Namun, hingga kini belum ada perkembangan signifikan dari laporan-laporan tersebut. Padahal sudah ada bukti permulaan yang bisa ditelusuri. Apakah orang-orang yang dilaporkan melakukan rent seeking economy guna memenuhi kepentingan pribadi atau tidak, tentunya Komisi Pemberantasan Korupsi dan Kepolisian perlu mendudukkan mereka atas nama hukum.

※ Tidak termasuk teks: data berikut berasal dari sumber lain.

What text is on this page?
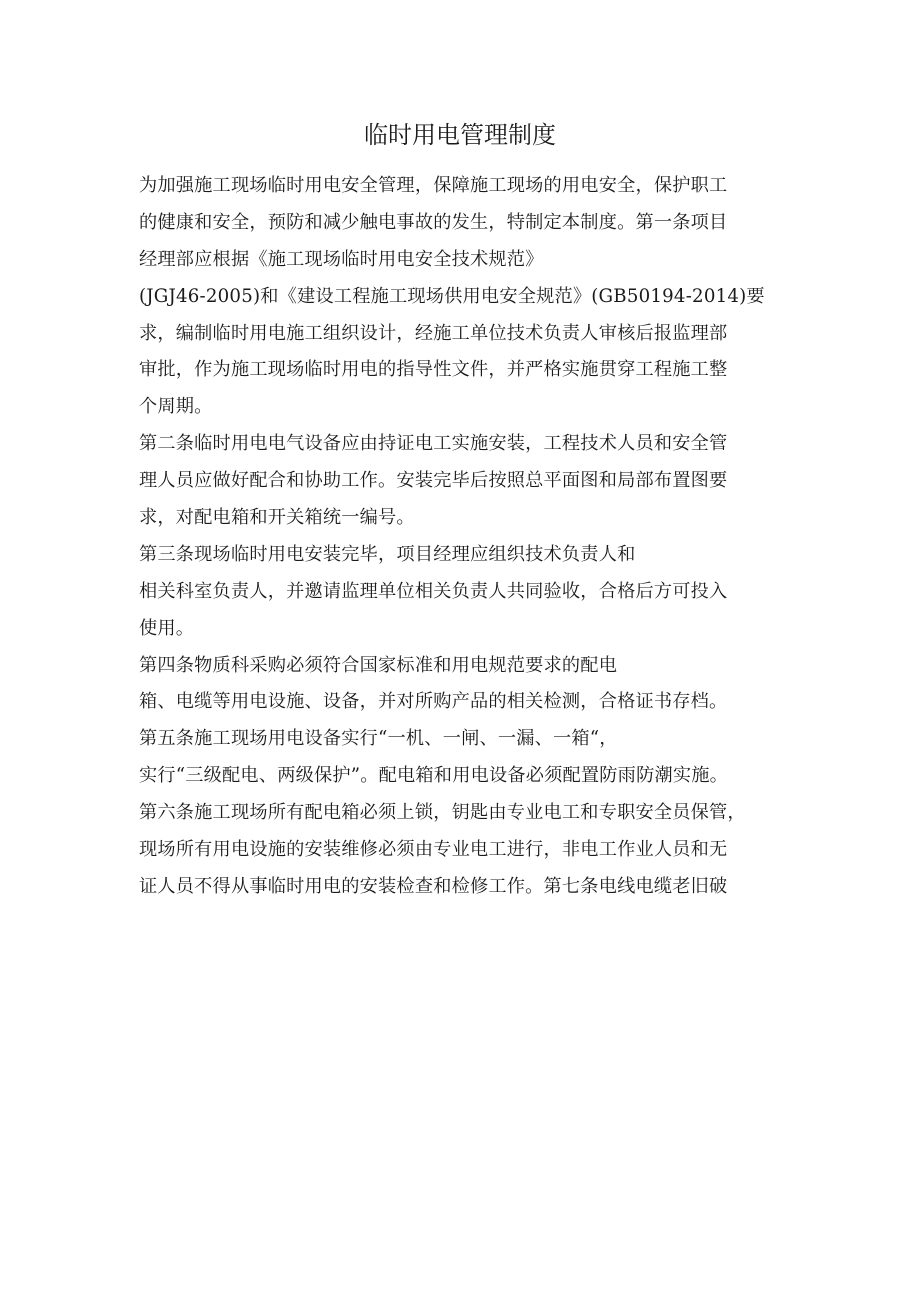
临时用电管理制度
为加强施工现场临时用电安全管理，保障施工现场的用电安全，保护职工
的健康和安全，预防和减少触电事故的发生，特制定本制度。第一条项目
经理部应根据《施工现场临时用电安全技术规范》
(JGJ46-2005)和《建设工程施工现场供用电安全规范》(GB50194-2014)要
求，编制临时用电施工组织设计，经施工单位技术负责人审核后报监理部
审批，作为施工现场临时用电的指导性文件，并严格实施贯穿工程施工整
个周期。
第二条临时用电电气设备应由持证电工实施安装，工程技术人员和安全管
理人员应做好配合和协助工作。安装完毕后按照总平面图和局部布置图要
求，对配电箱和开关箱统一编号。
第三条现场临时用电安装完毕，项目经理应组织技术负责人和
相关科室负责人，并邀请监理单位相关负责人共同验收，合格后方可投入
使用。
第四条物质科采购必须符合国家标准和用电规范要求的配电
箱、电缆等用电设施、设备，并对所购产品的相关检测，合格证书存档。
第五条施工现场用电设备实行“一机、一闸、一漏、一箱“，
实行“三级配电、两级保护”。配电箱和用电设备必须配置防雨防潮实施。
第六条施工现场所有配电箱必须上锁，钥匙由专业电工和专职安全员保管，
现场所有用电设施的安装维修必须由专业电工进行，非电工作业人员和无
证人员不得从事临时用电的安装检查和检修工作。第七条电线电缆老旧破
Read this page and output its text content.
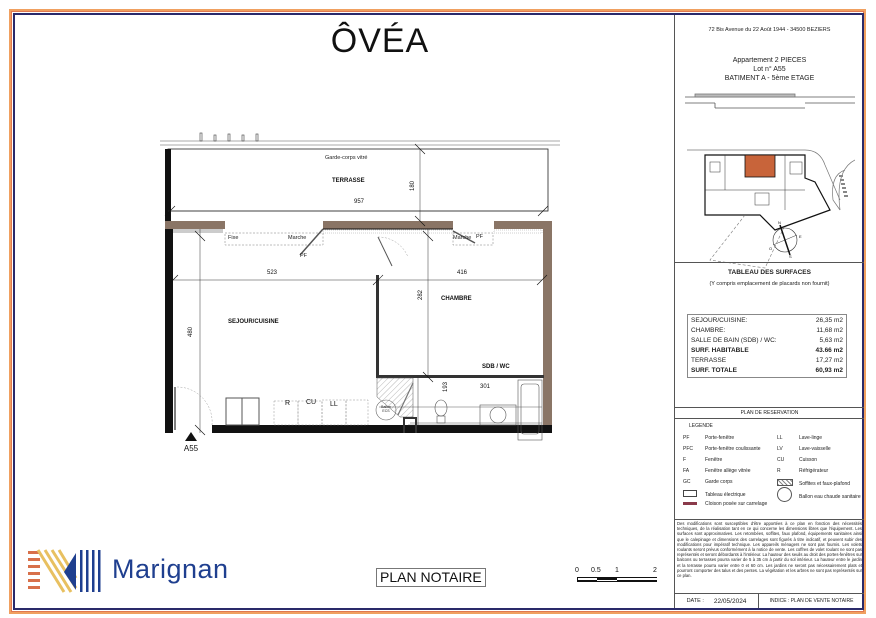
ÔVÉA
Garde-corps vitré
TERRASSE
957
180
Fixe	Marche
PF
Marche PF
523
480
SEJOUR/CUISINE
416
282	CHAMBRE
SDB / WC
301
193
R CU LL	Ballon ECS
A55
Marignan	PLAN NOTAIRE	0 0.5 1	2
72 Bis Avenue du 22 Août 1944 - 34500 BEZIERS
Appartement 2 PIECES
Lot n° A55
BATIMENT A - 5ème ETAGE
N
E
S
O
TABLEAU DES SURFACES
(Y compris emplacement de placards non fournit)
SEJOUR/CUISINE:	26,35 m2
CHAMBRE:	11,68 m2
SALLE DE BAIN (SDB) / WC:	5,63 m2
SURF. HABITABLE	43.66 m2
TERRASSE	17,27 m2
SURF. TOTALE	60,93 m2
PLAN DE RESERVATION
LEGENDE
PF	Porte-fenêtre
PFC	Porte-fenêtre coulissante
F	Fenêtre
FA	Fenêtre allège vitrée
GC	Garde corps
Tableau électrique
Cloison posée sur carrelage
LL	Lave-linge
LV	Lave-vaisselle
CU	Cuisson
R	Réfrigérateur
Soffites et faux-plafond
Ballon eau chaude sanitaire
Des modifications sont susceptibles d'être apportées à ce plan en fonction des nécessités techniques, de la réalisation tant en ce qui concerne les dimensions libres que l'équipement. Les surfaces sont approximatives. Les retombées, soffites, faux plafond, équipements sanitaires ainsi que le calepinage et dimensions des carrelages sont figurés à titre indicatif, et peuvent subir des modifications pour impératif technique. Les appareils ménagers ne sont pas fournis. Les volets roulants seront prévus conformément à la notice de vente. Les coffres de volet roulant ne sont pas représentés et seront débordants à l'intérieur. La hauteur des seuils au droit des portes-fenêtres sur balcons ou terrasses pourra varier de 5 à 35 cm à partir du sol intérieur. La hauteur entre le jardin et la terrasse pourra varier entre 0 et 60 cm. Les jardins ne seront pas nécessairement plats et pourront comporter des talus et des pentes. La végétation et les arbres ne sont pas représentés sur ce plan.
DATE : 22/05/2024	INDICE : PLAN DE VENTE NOTAIRE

“Mereka harus diperiksa. Hanya dengan cara inilah semua pertanyaan kita bisa mendapat titik terang. Padahal, pelaporan para petinggi dan orang dekat Presiden yang dilakukan oleh masyarakat sipil, seharusnya jadi momentum untuk menyadarkan kembali kepada cita-cita reformasi yang bersih dari KKN,” ucapnya.
Laporan itu sekaligus juga perlu disikapi sebagai cara untuk menunjukkan kepada dunia. Dimana Indonesia punya keinginan untuk menjadi negara yang bersih, minim korupsi, dan punya aturan hukum yang tidak tebang pilih.
“Untuk itulah, Kepolisian dan KPK perlu bekerja profesional. Mereka perlu membuktikan marwahnya sebagai lembaga negara yang memberi justice for all. Jika justice for all bisa tercapai, akan lebih mudah memikirkan bagaimana membangun sistem ekonomi yang bisa memberikan kesempatan untuk semua,” tukasnya.